Ana perguntou—Você pode mandar Ariel pegar água fresca do poço?
—Sim! E talvez podemos pegar carne do açougueiro, e fazer uma sopa fresquinha e talvez assar um pouco de ovelha e fazer alguns pães frescos de cevada.
—Bastantes pães frescos de cevada!—Ana disse, sorrindo. Ela chacoalhou sua cabeça em completa admiração com o pensamento de como a tarde seria.
Notando que ele agora estava sendo ignorado e vendo que ninguém tinha as mesmas opiniões sobre esse tal de Messias, Lemuel saiu bruscamente.
O som firme da porta batendo desanimou os espíritos de Jedida e Ana por um momento. Elas olharam uma para a outra, não sabendo o que dizer.
—Posso pegar algo para você?—Jedida perguntou gentilmente.
—Não, obrigada. Eu vou ficar bem. Ana olhou sua filha ir para começar as preparações e então deitou-se em seu colchonete e respirou fundo outra vez. Ela nunca se sentira tão dividida entre alegria e tristeza. “O Messias está vindo!” Mas ela estava muito perturbada sobre Lemuel. Ele tinha saído tão resolutamente. Será que ele tinha fechado a porta do seu coração também? Ela temia que se fechara permanentemente. Lágrimas brotaram em seus olhos enquanto ela olhava para as cinzas quase se extinguindo. Ela recordou as palavras do Rei Davi nos Salmos:
“Nosso Deus vem! Certamente não ficará calado!

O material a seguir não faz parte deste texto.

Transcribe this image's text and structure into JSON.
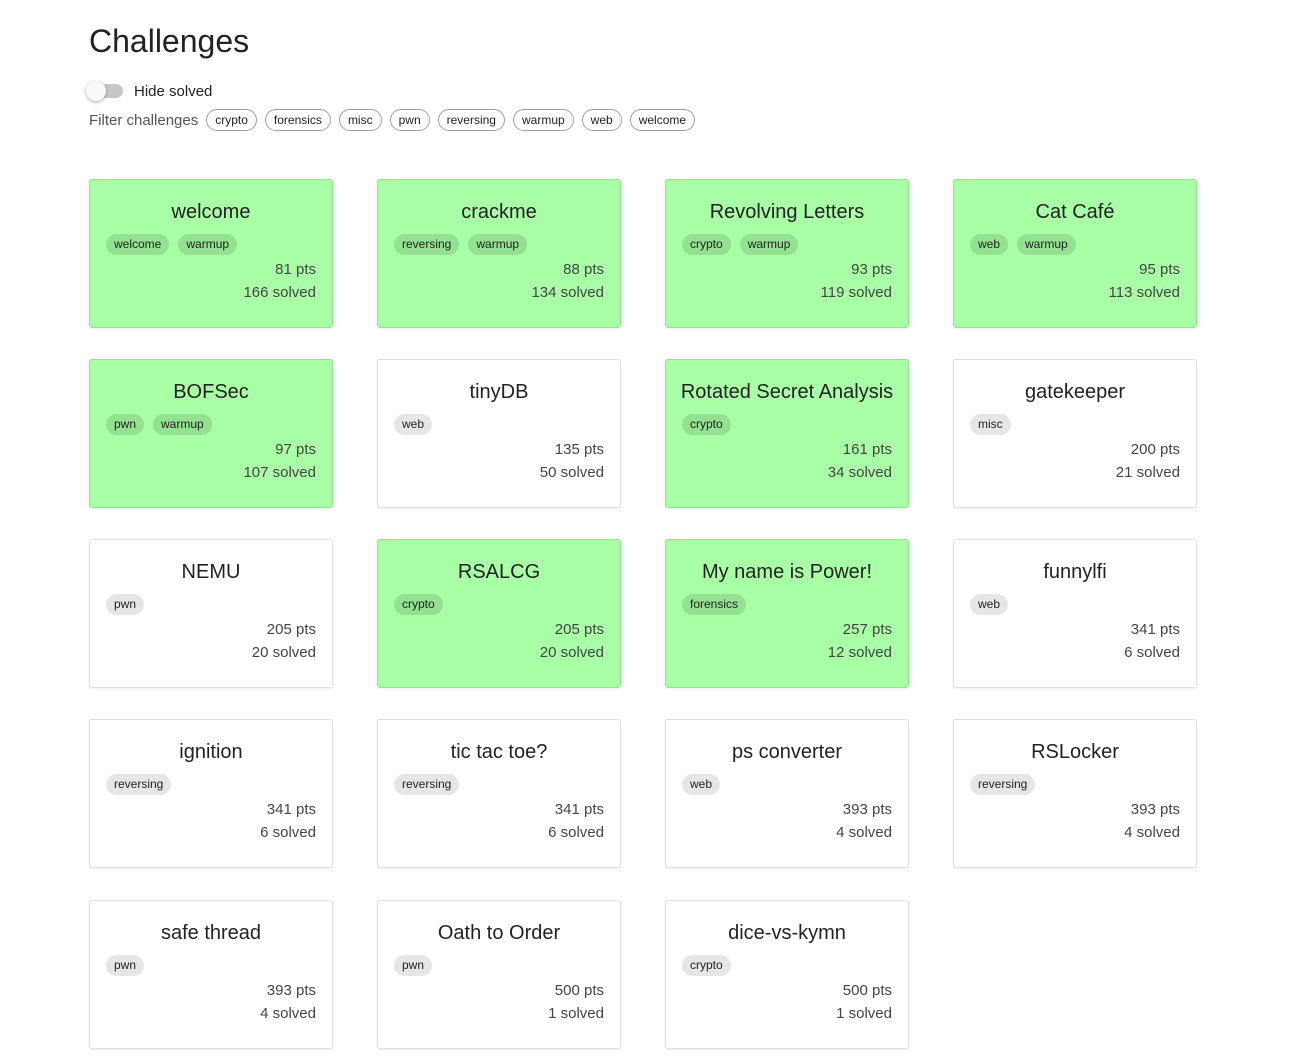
{
  "page": {
    "title": "Challenges"
  },
  "hide_solved": {
    "label": "Hide solved",
    "enabled": false
  },
  "filter": {
    "label": "Filter challenges",
    "categories": [
      "crypto",
      "forensics",
      "misc",
      "pwn",
      "reversing",
      "warmup",
      "web",
      "welcome"
    ]
  },
  "colors": {
    "solved_bg": "#a8ffa5",
    "unsolved_bg": "#ffffff"
  },
  "challenges": [
    {
      "name": "welcome",
      "tags": [
        "welcome",
        "warmup"
      ],
      "points": "81 pts",
      "solves": "166 solved",
      "solved": true
    },
    {
      "name": "crackme",
      "tags": [
        "reversing",
        "warmup"
      ],
      "points": "88 pts",
      "solves": "134 solved",
      "solved": true
    },
    {
      "name": "Revolving Letters",
      "tags": [
        "crypto",
        "warmup"
      ],
      "points": "93 pts",
      "solves": "119 solved",
      "solved": true
    },
    {
      "name": "Cat Café",
      "tags": [
        "web",
        "warmup"
      ],
      "points": "95 pts",
      "solves": "113 solved",
      "solved": true
    },
    {
      "name": "BOFSec",
      "tags": [
        "pwn",
        "warmup"
      ],
      "points": "97 pts",
      "solves": "107 solved",
      "solved": true
    },
    {
      "name": "tinyDB",
      "tags": [
        "web"
      ],
      "points": "135 pts",
      "solves": "50 solved",
      "solved": false
    },
    {
      "name": "Rotated Secret Analysis",
      "tags": [
        "crypto"
      ],
      "points": "161 pts",
      "solves": "34 solved",
      "solved": true
    },
    {
      "name": "gatekeeper",
      "tags": [
        "misc"
      ],
      "points": "200 pts",
      "solves": "21 solved",
      "solved": false
    },
    {
      "name": "NEMU",
      "tags": [
        "pwn"
      ],
      "points": "205 pts",
      "solves": "20 solved",
      "solved": false
    },
    {
      "name": "RSALCG",
      "tags": [
        "crypto"
      ],
      "points": "205 pts",
      "solves": "20 solved",
      "solved": true
    },
    {
      "name": "My name is Power!",
      "tags": [
        "forensics"
      ],
      "points": "257 pts",
      "solves": "12 solved",
      "solved": true
    },
    {
      "name": "funnylfi",
      "tags": [
        "web"
      ],
      "points": "341 pts",
      "solves": "6 solved",
      "solved": false
    },
    {
      "name": "ignition",
      "tags": [
        "reversing"
      ],
      "points": "341 pts",
      "solves": "6 solved",
      "solved": false
    },
    {
      "name": "tic tac toe?",
      "tags": [
        "reversing"
      ],
      "points": "341 pts",
      "solves": "6 solved",
      "solved": false
    },
    {
      "name": "ps converter",
      "tags": [
        "web"
      ],
      "points": "393 pts",
      "solves": "4 solved",
      "solved": false
    },
    {
      "name": "RSLocker",
      "tags": [
        "reversing"
      ],
      "points": "393 pts",
      "solves": "4 solved",
      "solved": false
    },
    {
      "name": "safe thread",
      "tags": [
        "pwn"
      ],
      "points": "393 pts",
      "solves": "4 solved",
      "solved": false
    },
    {
      "name": "Oath to Order",
      "tags": [
        "pwn"
      ],
      "points": "500 pts",
      "solves": "1 solved",
      "solved": false
    },
    {
      "name": "dice-vs-kymn",
      "tags": [
        "crypto"
      ],
      "points": "500 pts",
      "solves": "1 solved",
      "solved": false
    }
  ]
}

À sua frente vai um fogo devorador,
e, ao seu redor, uma violenta tempestade.
Ele convoca os altos céus e a terra,
para o julgamento do seu povo.”
—Ó, Senhor—ela cochichou baixinho.—Eu posso aguentar essa dor em meu corpo. E se um fogo qualquer destrói nossa casa, não importa. Só torna maleável o coração do meu filho. Não deixe o fogo de Sua ira devorar ele em sua teimosia. Ajude ele a ver sua própria fraqueza.—Lágrimas brotaram em seus olhos ao perceber o quanto ela amava Lemuel e quão doloroso seria se ele estivesse distante.